More typically, a covariate could be normally distributed (or normalized to a normal distribution). In this case, there are few observations in the tails which leads to misleading turns in the lowess fit and the boxplot to completely misrepresent a sinusoidal relationship as a quadratic one. Both of the density plots perform especially bad, overemphasizing the center of the distribution at the expense of visual detail on the tails.

## Mixed Distribution (Exponential for low values and normal for high)

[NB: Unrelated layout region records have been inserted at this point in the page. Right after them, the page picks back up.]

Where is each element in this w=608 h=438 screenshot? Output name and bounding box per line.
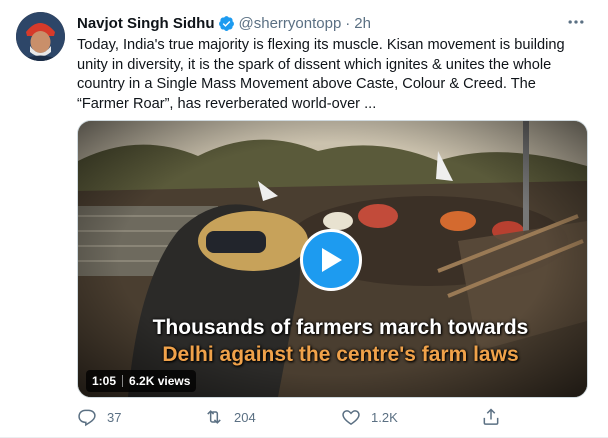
- share-icon: [483, 408, 499, 425]
- reply-button[interactable]: 37: [77, 405, 121, 429]
- play-button[interactable]: [300, 229, 362, 291]
- timestamp[interactable]: 2h: [354, 15, 371, 32]
- video-player[interactable]: Thousands of farmers march towards Delhi…: [77, 120, 588, 398]
- tweet-actions: 37 204 1.2K: [77, 405, 597, 429]
- avatar[interactable]: [16, 12, 65, 61]
- tweet-text-line: Today, India's true majority is flexing …: [77, 37, 565, 53]
- tweet-text: Today, India's true majority is flexing …: [77, 36, 593, 114]
- separator-dot: ·: [345, 14, 351, 32]
- retweet-icon: [207, 410, 221, 424]
- verified-badge-icon: [218, 15, 235, 32]
- tweet-card[interactable]: Navjot Singh Sidhu @sherryontopp · 2h To…: [0, 0, 608, 438]
- video-stats-badge: 1:05 6.2K views: [86, 370, 197, 392]
- play-icon: [322, 248, 342, 272]
- tweet-text-line: unity in diversity, it is the spark of d…: [77, 56, 552, 73]
- reply-count: 37: [107, 409, 122, 425]
- like-icon: [342, 410, 360, 425]
- author-name[interactable]: Navjot Singh Sidhu: [77, 15, 215, 32]
- reply-icon: [78, 409, 96, 427]
- tweet-header: Navjot Singh Sidhu @sherryontopp · 2h: [77, 13, 371, 33]
- author-handle[interactable]: @sherryontopp: [239, 15, 342, 32]
- retweet-button[interactable]: 204: [204, 405, 256, 429]
- video-caption-line-1: Thousands of farmers march towards: [152, 316, 529, 339]
- tweet-text-line: “Farmer Roar”, has reverberated world-ov…: [77, 95, 377, 112]
- video-caption-line-2: Delhi against the centre's farm laws: [162, 343, 519, 366]
- retweet-count: 204: [234, 409, 256, 425]
- like-button[interactable]: 1.2K: [341, 405, 398, 429]
- video-duration: 1:05: [92, 374, 117, 388]
- tweet-text-line: country in a Single Mass Movement above …: [77, 76, 536, 93]
- like-count: 1.2K: [371, 409, 398, 425]
- share-button[interactable]: [481, 405, 501, 429]
- video-views: 6.2K views: [129, 374, 191, 388]
- more-icon[interactable]: [563, 12, 589, 34]
- badge-divider: [122, 375, 124, 387]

In a more interesting case, the covariate is generated by multiple processes. In estimating population, for example, I’ve found that areas of high population density appear approximately log normal but areas of low population density are exponentially distributed with most of the mass at no population, fewer with one person, fewer with two, etc. In contrast to the other two examples, the two density plots do a good job illustrating the bimodal divide. If we had not plotted the histogram separately,  the scatter-plot with a lowess fit would not have tipped us off that there might be two different populations with different data generating processes.

## Summing Up

The results suggest a couple of useful guidelines.  First, as should be expected, no single plot proves universally superior to the others. Second, if you are at all worried about multiple populations/data generating processes then check the marginal distribution and one of the two density plots. Third, always add a lowess fit and keep in mind that it may be misleading in low density areas. Finally, 2d hexagon binning is a nice compromise between a scatter plot and a density plot. By altering the size of the hexagons and the color scale for density, you can dial it closer to one or the other to fit your particular situation.